Brenner: Opposition demonstriert für offene Grenzen

Oppositionsparteien aus Tirol, Südtirol und dem Trentino haben am Brenner für eine sofortige Grenzöffnung demonstriert. Aber nicht alle waren da.
Quelle © Rai Tagesschau Demonstration mit Maske
Demonstration mit Maske
Es sind mehrere Oppositionsparteien an den Brenner gekommen, um sich für eine sofortige Öffnung der Grenzen auszusprechen. Es sei an der Zeit, die Bewegungsfreiheit zwischen Nord-, Süd- und Ost-Tirol wiederherzustellen.

Aus Südtirol sind Sven Knoll (Südtiroler Freiheit), Paul Köllensperger (Team K), Diego Nicolini (Fünf-Sterne-Bewegung) und Otto Mahlknecht (Freiheitliche) gekommen.

Aus Tirol waren Dominik Oberhofer (Neos), Andrea Haselwanter (Liste Fritz) und Christofer Ranzmaier (Freiheitliche) anwesend.
Das Medieninteresse ist groß. Das Medieninteresse ist groß.
Auch aus dem Trentino waren Vertreter auf den Brenner gekommen, unter ihnen Roberto Paccher (Lega). Die Südtiroler Lega-Abgeordneten waren hingegen nicht vertreten.

Sie wiesen gemeinsam darauf hin, dass sich die Infektionszahlen südlich und nördlich des Brenners nicht wesentlich unterscheiden.

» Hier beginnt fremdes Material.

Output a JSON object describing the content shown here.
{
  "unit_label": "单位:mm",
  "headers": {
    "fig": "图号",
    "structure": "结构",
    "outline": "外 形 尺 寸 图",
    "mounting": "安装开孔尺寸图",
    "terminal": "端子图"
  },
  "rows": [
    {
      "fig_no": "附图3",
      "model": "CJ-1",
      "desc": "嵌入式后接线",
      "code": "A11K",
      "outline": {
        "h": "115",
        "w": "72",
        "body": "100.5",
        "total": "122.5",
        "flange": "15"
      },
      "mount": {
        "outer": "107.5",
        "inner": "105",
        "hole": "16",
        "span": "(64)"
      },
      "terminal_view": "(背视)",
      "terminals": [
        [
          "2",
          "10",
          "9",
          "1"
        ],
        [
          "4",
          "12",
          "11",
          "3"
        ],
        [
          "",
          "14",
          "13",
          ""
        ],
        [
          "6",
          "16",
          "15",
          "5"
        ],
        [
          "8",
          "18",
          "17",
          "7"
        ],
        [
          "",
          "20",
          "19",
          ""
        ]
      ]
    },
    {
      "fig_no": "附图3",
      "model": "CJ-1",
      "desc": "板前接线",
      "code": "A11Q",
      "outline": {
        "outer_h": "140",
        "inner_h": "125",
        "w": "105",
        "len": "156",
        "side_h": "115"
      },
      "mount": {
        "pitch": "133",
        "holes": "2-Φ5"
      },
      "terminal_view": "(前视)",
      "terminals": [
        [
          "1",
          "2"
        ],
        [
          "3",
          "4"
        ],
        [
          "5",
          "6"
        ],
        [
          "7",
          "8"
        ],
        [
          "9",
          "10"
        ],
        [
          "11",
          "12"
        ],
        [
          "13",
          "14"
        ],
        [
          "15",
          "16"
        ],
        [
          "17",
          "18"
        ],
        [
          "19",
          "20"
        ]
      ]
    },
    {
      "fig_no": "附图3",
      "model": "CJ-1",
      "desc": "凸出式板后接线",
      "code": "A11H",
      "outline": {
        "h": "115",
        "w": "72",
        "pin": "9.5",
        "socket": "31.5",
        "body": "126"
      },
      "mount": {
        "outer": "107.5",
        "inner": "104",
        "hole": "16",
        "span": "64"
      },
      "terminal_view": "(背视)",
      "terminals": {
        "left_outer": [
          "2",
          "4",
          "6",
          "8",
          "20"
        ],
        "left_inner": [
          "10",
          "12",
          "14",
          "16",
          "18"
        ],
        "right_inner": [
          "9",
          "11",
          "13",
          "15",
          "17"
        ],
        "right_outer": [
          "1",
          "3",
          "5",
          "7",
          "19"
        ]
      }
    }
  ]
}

Deshalb spreche nichts gegen eine sofortige Öffnung der Grenzen zwischen den Ländern der Euregio.

Die Europaregion Tirol sei ein Herzstück Europas. Sie müsse auch in Krisenzeiten zusammenhalten, so die Oppositionsvertreter weiter.
Ein Polizist wirft ein wachsames Auge auf die Demonstration. Ein Polizist wirft ein wachsames Auge auf die Demonstration.

Polemik um Absagen

Die Tiroler Sozialdemokraten (SPÖ) und der PD aus Südtirol haben die Teilnahme kurzfristig abgesagt. Sie werfen Sven Knoll vor, die Kundgebung als Bühne für eigenen politische Interessen zu nutzen.

Sven Knoll bedauert dies. Eine Grenzöffnung nach der Coronakrise sei ein Anliegen von überparteilichem Interesse.

Dennoch fordern auch die Sozialdemokraten offene Grenzen in Europa - und insbesondere in der Euregio. Der Landesparteivorsitzende der SPÖ, Georg Dornauer, erklärte, dass die Inszenierungspolitik des österreichischen Bundeskanzlers Kurz zu nichts führe. "Nun, da die Reproduktionszahlen in Tirol, Südtirol und dem Trentino unter die Einser-Grenze gefallen sind, machten Abschottung und Grenzschließung keinen Sinn mehr", schreibt Dornauer in einer Aussendung.

Inhaltlich sind die Unterschiede also kaum zu merken.